For the history impaired, what he was saying is that the only people who can destroy America is Americans, not some foriegn bogey man used to sell t-bonds and duct tape, but Americans, especially those that we give power to, then forget to check up on them.
Is there anyone who is honestly surprised by the fact that when given nearly unlimited power, that it was almost immediately abused and used to violate our most cherished traditions of fairness and justice?
S. The answer to the proceeding question would of course be no.
John Conyers, Democrat of Michigan on the House Panel looking into abuses said: “This report shows that we have only begun to scratch the surface with respect to the Justice Department's disregard of constitutional rights and civil liberties. I commend the inspector general for having the courage and independence to highlight the degree to which the administration's war on terror has misfired and harmed innocent victims with no ties to terror whatsoever.”
We couldn’t agree more. There are more than enough examples to demonstrate that the Justice Department can’t be trusted with these kinds of powers. In fact, there is a damn good reason the authors of the Federalist Papers were scared of a centralized state with nearly unlimited police powers.
Why? Because they had just fought a war to be free of that kind of government and they wrote a constitution that would guarantee that no swamp-dwelling nitwit with a badge and delusions of grandeur could aspire to total power in the United States anytime within foresight.

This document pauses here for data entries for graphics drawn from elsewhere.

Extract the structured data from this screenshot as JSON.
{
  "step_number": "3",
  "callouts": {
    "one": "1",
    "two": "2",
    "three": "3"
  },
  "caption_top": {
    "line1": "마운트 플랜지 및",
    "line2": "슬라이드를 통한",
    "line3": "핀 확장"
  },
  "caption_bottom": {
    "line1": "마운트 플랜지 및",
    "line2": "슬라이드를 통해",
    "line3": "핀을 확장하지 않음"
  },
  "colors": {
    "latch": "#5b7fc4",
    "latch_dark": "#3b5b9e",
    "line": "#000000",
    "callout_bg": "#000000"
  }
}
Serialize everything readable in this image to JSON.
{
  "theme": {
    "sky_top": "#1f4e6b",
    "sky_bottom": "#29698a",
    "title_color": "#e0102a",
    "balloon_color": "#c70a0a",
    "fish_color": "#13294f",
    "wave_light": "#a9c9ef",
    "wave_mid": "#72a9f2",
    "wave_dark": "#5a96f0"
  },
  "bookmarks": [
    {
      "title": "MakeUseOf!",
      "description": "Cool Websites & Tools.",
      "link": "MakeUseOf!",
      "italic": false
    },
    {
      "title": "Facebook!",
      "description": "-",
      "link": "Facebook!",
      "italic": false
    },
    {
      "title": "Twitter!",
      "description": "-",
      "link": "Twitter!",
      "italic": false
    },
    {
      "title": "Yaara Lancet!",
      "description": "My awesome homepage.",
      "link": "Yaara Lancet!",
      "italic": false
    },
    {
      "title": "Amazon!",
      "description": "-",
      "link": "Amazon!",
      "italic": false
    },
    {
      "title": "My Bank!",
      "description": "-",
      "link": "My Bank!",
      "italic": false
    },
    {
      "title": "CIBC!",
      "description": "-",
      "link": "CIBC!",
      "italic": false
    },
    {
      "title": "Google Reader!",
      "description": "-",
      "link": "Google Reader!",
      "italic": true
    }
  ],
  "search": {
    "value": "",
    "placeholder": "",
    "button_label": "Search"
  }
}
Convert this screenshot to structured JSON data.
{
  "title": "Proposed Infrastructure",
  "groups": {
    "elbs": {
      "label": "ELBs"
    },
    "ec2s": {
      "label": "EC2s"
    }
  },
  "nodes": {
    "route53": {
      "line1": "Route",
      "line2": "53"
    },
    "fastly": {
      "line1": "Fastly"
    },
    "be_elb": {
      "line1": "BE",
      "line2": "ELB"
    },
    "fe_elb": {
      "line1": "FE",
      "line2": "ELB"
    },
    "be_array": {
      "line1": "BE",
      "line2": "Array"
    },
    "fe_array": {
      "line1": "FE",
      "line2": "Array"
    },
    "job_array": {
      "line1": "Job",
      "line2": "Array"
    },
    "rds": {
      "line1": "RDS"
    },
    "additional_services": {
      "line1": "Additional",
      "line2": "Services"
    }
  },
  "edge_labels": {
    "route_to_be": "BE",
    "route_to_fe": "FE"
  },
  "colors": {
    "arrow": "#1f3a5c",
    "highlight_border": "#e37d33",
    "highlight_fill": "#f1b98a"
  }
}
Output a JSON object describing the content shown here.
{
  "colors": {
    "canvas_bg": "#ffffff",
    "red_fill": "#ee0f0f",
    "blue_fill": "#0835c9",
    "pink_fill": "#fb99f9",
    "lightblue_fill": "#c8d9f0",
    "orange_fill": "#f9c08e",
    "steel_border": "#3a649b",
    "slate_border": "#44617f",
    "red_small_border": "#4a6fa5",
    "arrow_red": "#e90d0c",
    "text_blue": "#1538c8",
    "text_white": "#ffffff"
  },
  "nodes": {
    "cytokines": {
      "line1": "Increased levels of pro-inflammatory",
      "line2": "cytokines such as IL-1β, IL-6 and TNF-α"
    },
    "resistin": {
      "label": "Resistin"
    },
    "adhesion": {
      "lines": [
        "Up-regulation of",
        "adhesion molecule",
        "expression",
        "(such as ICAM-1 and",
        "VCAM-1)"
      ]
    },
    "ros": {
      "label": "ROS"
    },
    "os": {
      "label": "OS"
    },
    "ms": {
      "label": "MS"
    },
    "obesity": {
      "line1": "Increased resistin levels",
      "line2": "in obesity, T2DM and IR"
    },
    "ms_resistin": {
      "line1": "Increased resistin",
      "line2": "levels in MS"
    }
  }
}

However, they reckoned that they had left such a good map for how the country should be run, complete with the ability to adjust to changing times that things could never get that far, and never thought that a power elite would take control in America that thought that a return to the good old days of King George were a good thing.
Well, dust off those old beefeater jackets and call me macaroni because that’s just where the Ashcroft gang in the Justice Department are steering this out of control bus.
Part of problem is that the average American still doesn’t believe it can happen to them, inspite of the blatant warnings written into the act, as well as its follow up, the National Security Enhancement Act of 2003, which if defeated as a package will enjoy a hidden piecemeal enactment as riders on the coattails of various bits of inocuous and popular legislation.
After 9/11 there seemed to be an idea that as long as we rounded up “those” people, then everything would be okay. But when Ashcroft, his henchmen and his few supporters in Congress start talking about how it’s a good thing that anyone can be disappeared because they gave money to a group that later was designated a terrorist group, for reasons that are not disclosed and not legally revealable in public, that makes us all targets.
For the love God, how many times do we have to cover this ground? We know that the loyal wireheads out there are probably on board with this thing, but we are talking now to the hoardes of people who were scanning by, heard something funny and stayed for a moment to listen.
Well it’s like this... the United States *is* under attack, and its not by the swirly-eyed, turban-wearing, madrassa-trained, AK-wielding, Islamacists. Think of the words of Lincoln again; almost 150 years ago, he was laying out the basic argument that the no foreign power could destroy America. Only Americans can destroy Ameirica, and if we are not careful that is exactly where facist exteremists like John Ashcroft are taking us.